5G radio trials also featured in wide-ranging U.K. technical event

LONDON — From 5G trials and interactive drama, to how to temporarily replace a transmission site that’s also the seventh tallest free-standing building in Europe, the United Kingdom Radio TechCon event offered sessions on topics from all aspects of radio technology.

The annual event for audio broadcast engineers was held in the original home of the BBC — the Institute of Engineering and Technology in London’s Savoy Hill, where the organization was housed from 1923 to 1932.

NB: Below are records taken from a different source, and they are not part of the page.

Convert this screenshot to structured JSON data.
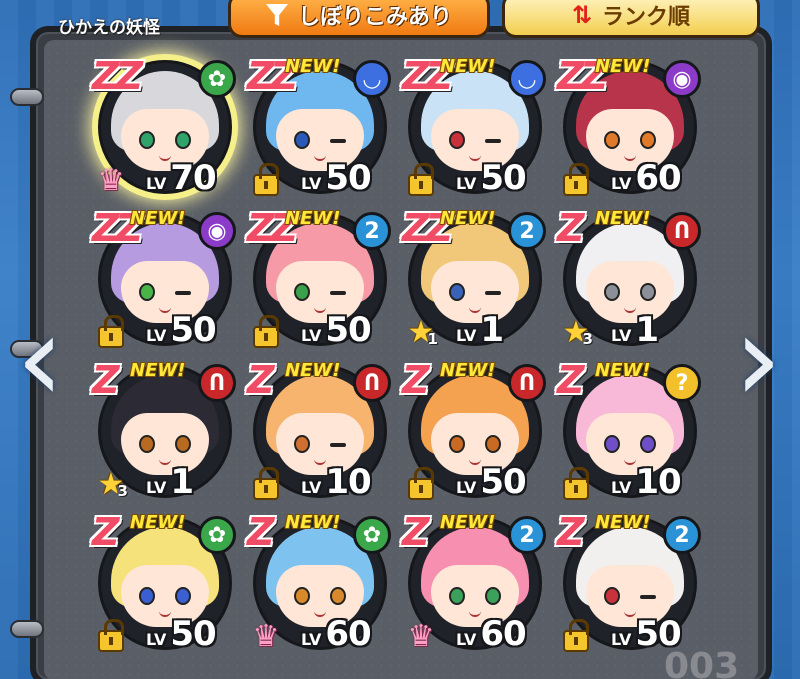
{
  "panel": {
    "title": "ひかえの妖怪"
  },
  "filter_button": {
    "label": "しぼりこみあり",
    "icon": "filter-icon"
  },
  "sort_button": {
    "label": "ランク順",
    "icon": "sort-arrows-icon"
  },
  "navigation": {
    "prev_icon": "chevron-left-icon",
    "next_icon": "chevron-right-icon",
    "prev_glyph": "‹",
    "next_glyph": "›"
  },
  "level_prefix": "LV",
  "new_badge_text": "NEW!",
  "page_number": "003",
  "colors": {
    "rank_z": "#f04c65",
    "new_badge": "#ffe83a",
    "panel": "#3a3d44",
    "background": "#2f6fb7"
  },
  "yokai": [
    {
      "rank": "ZZ",
      "new": false,
      "tribe": "heartful-flower",
      "tribe_glyph": "✿",
      "tribe_color": "#3aa84a",
      "status": "crown",
      "star_count": "",
      "level": "70",
      "hair_color": "#d8d8dc",
      "eye_color": "#2fa36a",
      "wink": false,
      "highlighted": true
    },
    {
      "rank": "ZZ",
      "new": true,
      "tribe": "slippery",
      "tribe_glyph": "◡",
      "tribe_color": "#3d6fe0",
      "status": "lock",
      "star_count": "",
      "level": "50",
      "hair_color": "#6fb8ef",
      "eye_color": "#2a59b8",
      "wink": true,
      "highlighted": false
    },
    {
      "rank": "ZZ",
      "new": true,
      "tribe": "slippery",
      "tribe_glyph": "◡",
      "tribe_color": "#3d6fe0",
      "status": "lock",
      "star_count": "",
      "level": "50",
      "hair_color": "#c9e2f6",
      "eye_color": "#c8333b",
      "wink": true,
      "highlighted": false
    },
    {
      "rank": "ZZ",
      "new": true,
      "tribe": "eerie",
      "tribe_glyph": "◉",
      "tribe_color": "#8c3bc8",
      "status": "lock",
      "star_count": "",
      "level": "60",
      "hair_color": "#b8344a",
      "eye_color": "#e07a2a",
      "wink": false,
      "highlighted": false
    },
    {
      "rank": "ZZ",
      "new": true,
      "tribe": "eerie",
      "tribe_glyph": "◉",
      "tribe_color": "#8c3bc8",
      "status": "lock",
      "star_count": "",
      "level": "50",
      "hair_color": "#b79be0",
      "eye_color": "#49b548",
      "wink": true,
      "highlighted": false
    },
    {
      "rank": "ZZ",
      "new": true,
      "tribe": "mysterious",
      "tribe_glyph": "2",
      "tribe_color": "#2a93d8",
      "status": "lock",
      "star_count": "",
      "level": "50",
      "hair_color": "#f59aa6",
      "eye_color": "#3aa04a",
      "wink": true,
      "highlighted": false
    },
    {
      "rank": "ZZ",
      "new": true,
      "tribe": "mysterious",
      "tribe_glyph": "2",
      "tribe_color": "#2a93d8",
      "status": "star",
      "star_count": "1",
      "level": "1",
      "hair_color": "#f1c879",
      "eye_color": "#3a63b8",
      "wink": true,
      "highlighted": false
    },
    {
      "rank": "Z",
      "new": true,
      "tribe": "shady",
      "tribe_glyph": "Ո",
      "tribe_color": "#c8282a",
      "status": "star",
      "star_count": "3",
      "level": "1",
      "hair_color": "#f0f0f2",
      "eye_color": "#8a8f98",
      "wink": false,
      "highlighted": false
    },
    {
      "rank": "Z",
      "new": true,
      "tribe": "shady",
      "tribe_glyph": "Ո",
      "tribe_color": "#c8282a",
      "status": "star",
      "star_count": "3",
      "level": "1",
      "hair_color": "#2c2a35",
      "eye_color": "#b86a20",
      "wink": false,
      "highlighted": false
    },
    {
      "rank": "Z",
      "new": true,
      "tribe": "shady",
      "tribe_glyph": "Ո",
      "tribe_color": "#c8282a",
      "status": "lock",
      "star_count": "",
      "level": "10",
      "hair_color": "#f6b46e",
      "eye_color": "#d07030",
      "wink": true,
      "highlighted": false
    },
    {
      "rank": "Z",
      "new": true,
      "tribe": "shady",
      "tribe_glyph": "Ո",
      "tribe_color": "#c8282a",
      "status": "lock",
      "star_count": "",
      "level": "50",
      "hair_color": "#f4a150",
      "eye_color": "#c86a22",
      "wink": false,
      "highlighted": false
    },
    {
      "rank": "Z",
      "new": true,
      "tribe": "unknown",
      "tribe_glyph": "?",
      "tribe_color": "#f2c02a",
      "status": "lock",
      "star_count": "",
      "level": "10",
      "hair_color": "#f8b8d8",
      "eye_color": "#6f4fc8",
      "wink": false,
      "highlighted": false
    },
    {
      "rank": "Z",
      "new": true,
      "tribe": "heartful-flower",
      "tribe_glyph": "✿",
      "tribe_color": "#3aa84a",
      "status": "lock",
      "star_count": "",
      "level": "50",
      "hair_color": "#f6e27a",
      "eye_color": "#3a5fd0",
      "wink": false,
      "highlighted": false
    },
    {
      "rank": "Z",
      "new": true,
      "tribe": "heartful-flower",
      "tribe_glyph": "✿",
      "tribe_color": "#3aa84a",
      "status": "crown",
      "star_count": "",
      "level": "60",
      "hair_color": "#7ec3f0",
      "eye_color": "#d88a2a",
      "wink": false,
      "highlighted": false
    },
    {
      "rank": "Z",
      "new": true,
      "tribe": "mysterious",
      "tribe_glyph": "2",
      "tribe_color": "#2a93d8",
      "status": "crown",
      "star_count": "",
      "level": "60",
      "hair_color": "#f78fb0",
      "eye_color": "#3aa05a",
      "wink": false,
      "highlighted": false
    },
    {
      "rank": "Z",
      "new": true,
      "tribe": "mysterious",
      "tribe_glyph": "2",
      "tribe_color": "#2a93d8",
      "status": "lock",
      "star_count": "",
      "level": "50",
      "hair_color": "#f2f0ee",
      "eye_color": "#c8333b",
      "wink": true,
      "highlighted": false
    }
  ]
}
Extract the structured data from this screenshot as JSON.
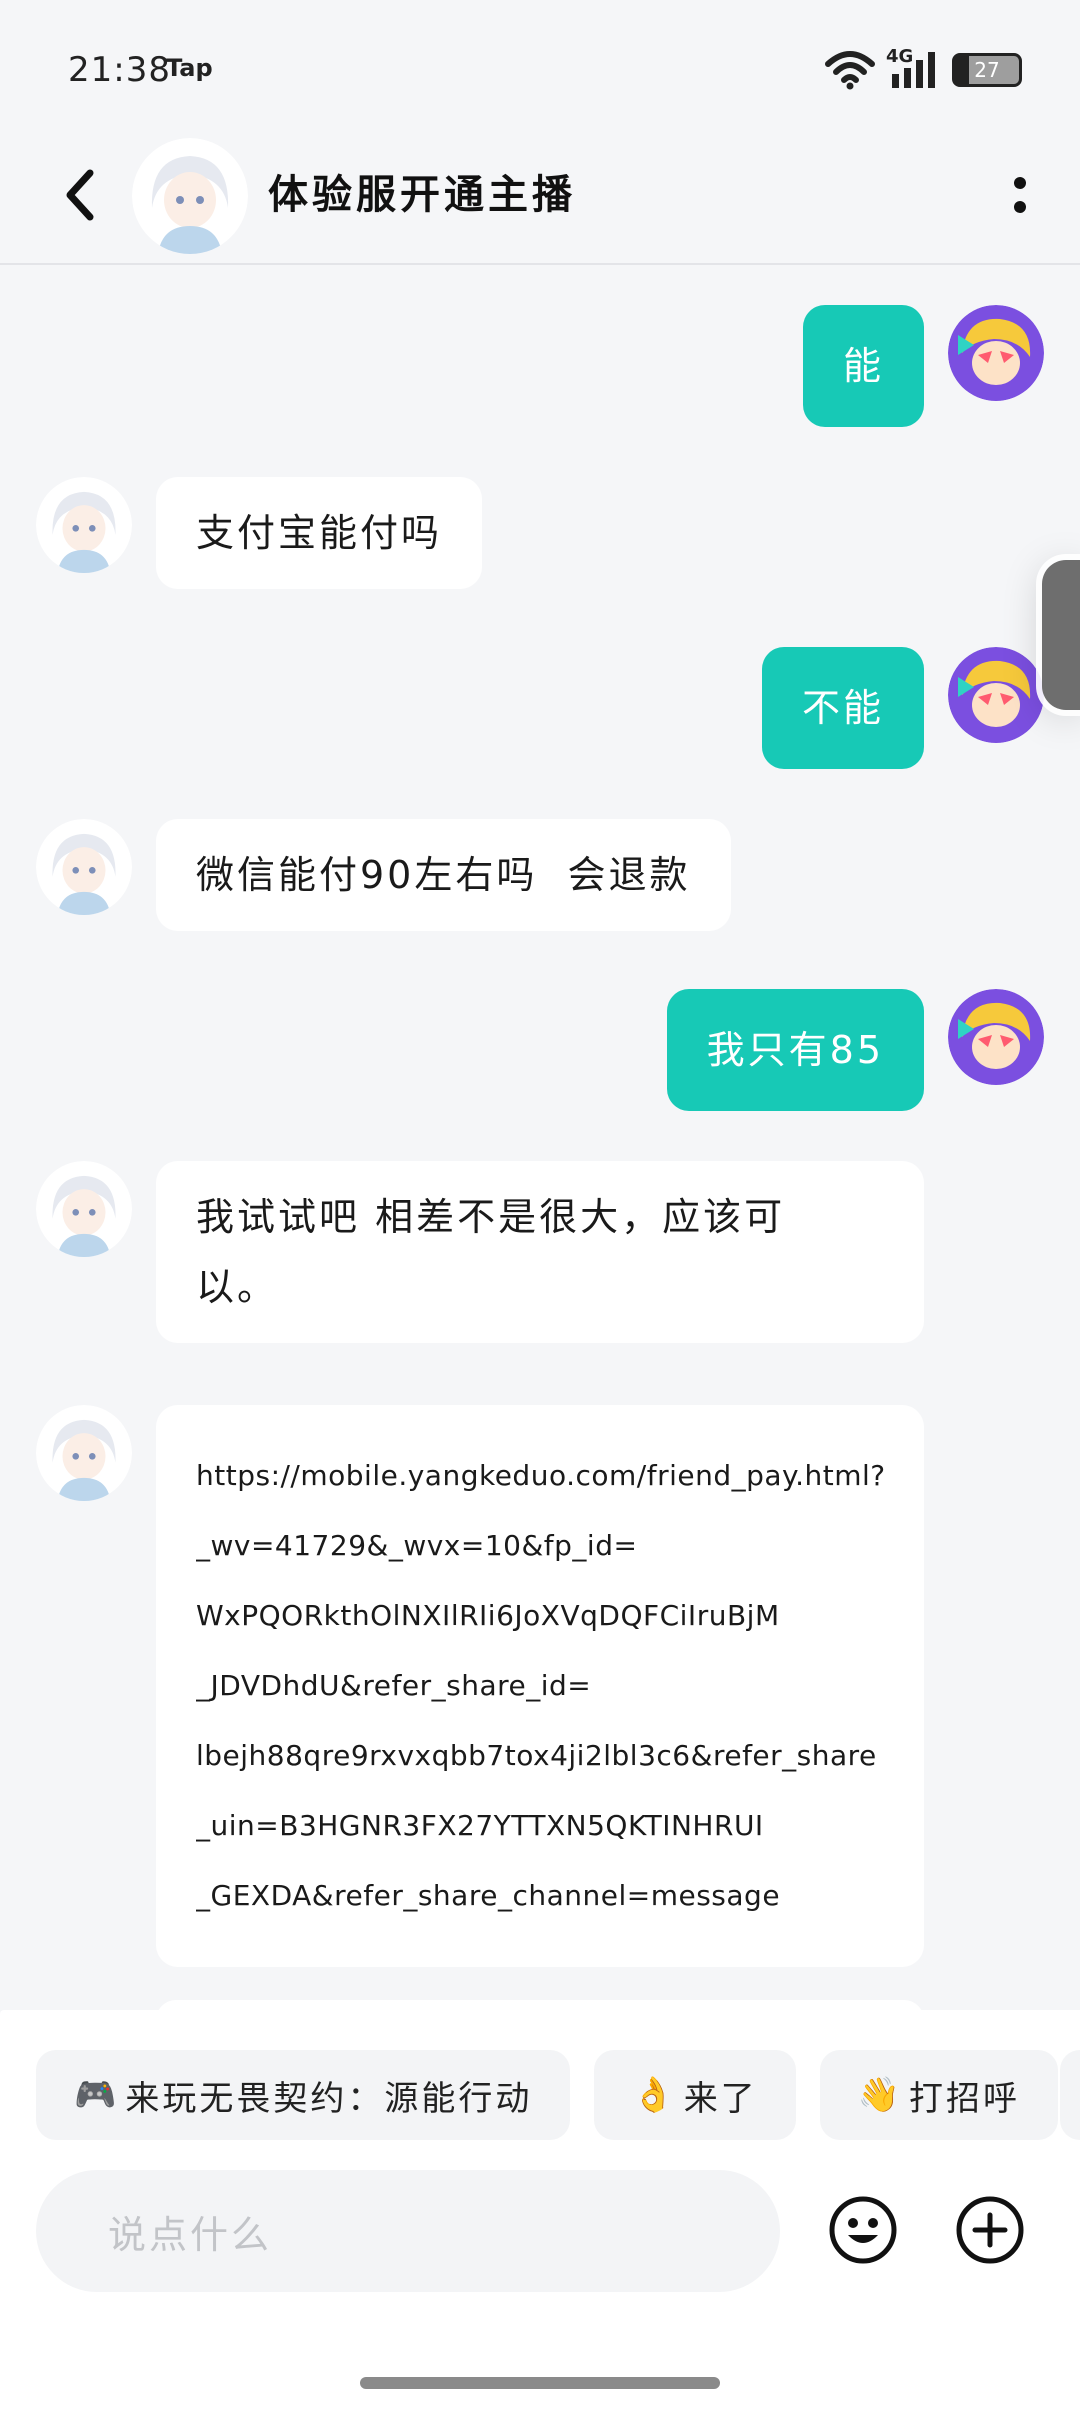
{
  "status_bar": {
    "time": "21:38",
    "app_badge": "Tap",
    "network": "4G",
    "battery": "27"
  },
  "header": {
    "title": "体验服开通主播",
    "back_icon": "chevron-left-icon",
    "more_icon": "more-vertical-icon"
  },
  "messages": [
    {
      "side": "out",
      "text": "能"
    },
    {
      "side": "in",
      "text": "支付宝能付吗"
    },
    {
      "side": "out",
      "text": "不能"
    },
    {
      "side": "in",
      "text": "微信能付90左右吗  会退款"
    },
    {
      "side": "out",
      "text": "我只有85"
    },
    {
      "side": "in",
      "lines": [
        "我试试吧 相差不是很大，应该可",
        "以。"
      ]
    },
    {
      "side": "in",
      "link_lines": [
        "https://mobile.yangkeduo.com/friend_pay.html?",
        "_wv=41729&_wvx=10&fp_id=",
        "WxPQORkthOlNXIlRIi6JoXVqDQFCiIruBjM",
        "_JDVDhdU&refer_share_id=",
        "lbejh88qre9rxvxqbb7tox4ji2lbl3c6&refer_share",
        "_uin=B3HGNR3FX27YTTXN5QKTINHRUI",
        "_GEXDA&refer_share_channel=message"
      ]
    }
  ],
  "quick_replies": [
    {
      "emoji": "🎮",
      "label": "来玩无畏契约：源能行动"
    },
    {
      "emoji": "👌",
      "label": "来了"
    },
    {
      "emoji": "👋",
      "label": "打招呼"
    }
  ],
  "composer": {
    "placeholder": "说点什么",
    "emoji_icon": "smiley-icon",
    "plus_icon": "plus-circle-icon"
  },
  "colors": {
    "accent": "#17c9b6",
    "background": "#f5f6f8"
  }
}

Artificial Intelligence was a key theme, with Cordula Schellenberger from Veritone explaining how U.S. radio network Westwood One uses the company’s cognitive transcription engines to transcribe live sports broadcasts and national programs. Brand mentions and keywords are then discoverable through a search bar, allowing advertising verification reports to be produced in near real time. The same process also allows more than 50 years of archived media files with little to no accompanying metadata to be searched for logos, objects, faces and mentions.

The benefits of interactive and immersive audio featured in several talks. Students from University Radio York showed their award-winning #URSpy app, which allows listeners to take part in an interactive drama, with the story unfolding dependent on their location on the campus. Meanwhile, Philippa Demonte from the University of Salford demonstrated a BBC Taster project using speakers in mobile phones and other devices to offer a spatial audio experience. The demonstration of the “device orchestration” concept saw more than 70 mobile devices in the audience connected to play out audio from the specially-produced audio drama “The Vostok-K Incident” around the room.

[Read: Need to Know: AI and Machine Learning]

Judy Parnall, chair of the EBU’s Technical Committee, offered an overview of the technical landscape, including a trial of broadcast over 5G on the remote Orkney islands, off the northeast coast of Scotland. These closed trials will include radio and other content from the BBC — the area is not covered by DAB digital radio broadcasts.

Transmission provider Arqiva brought stomach-churning helmet-camera footage from engineers working at height on the 330-meter (1,084 feet) Emley Moor mast in Yorkshire, one of the tallest free-standing structures in Europe. A completely new temporary mast has been built while the main mast is being upgraded. While lower sections of the new mast could be constructed with a crane, specialist helicopters were needed to lift the higher sections — some weighing over 2.5 tons — to the top of the mast to be attached.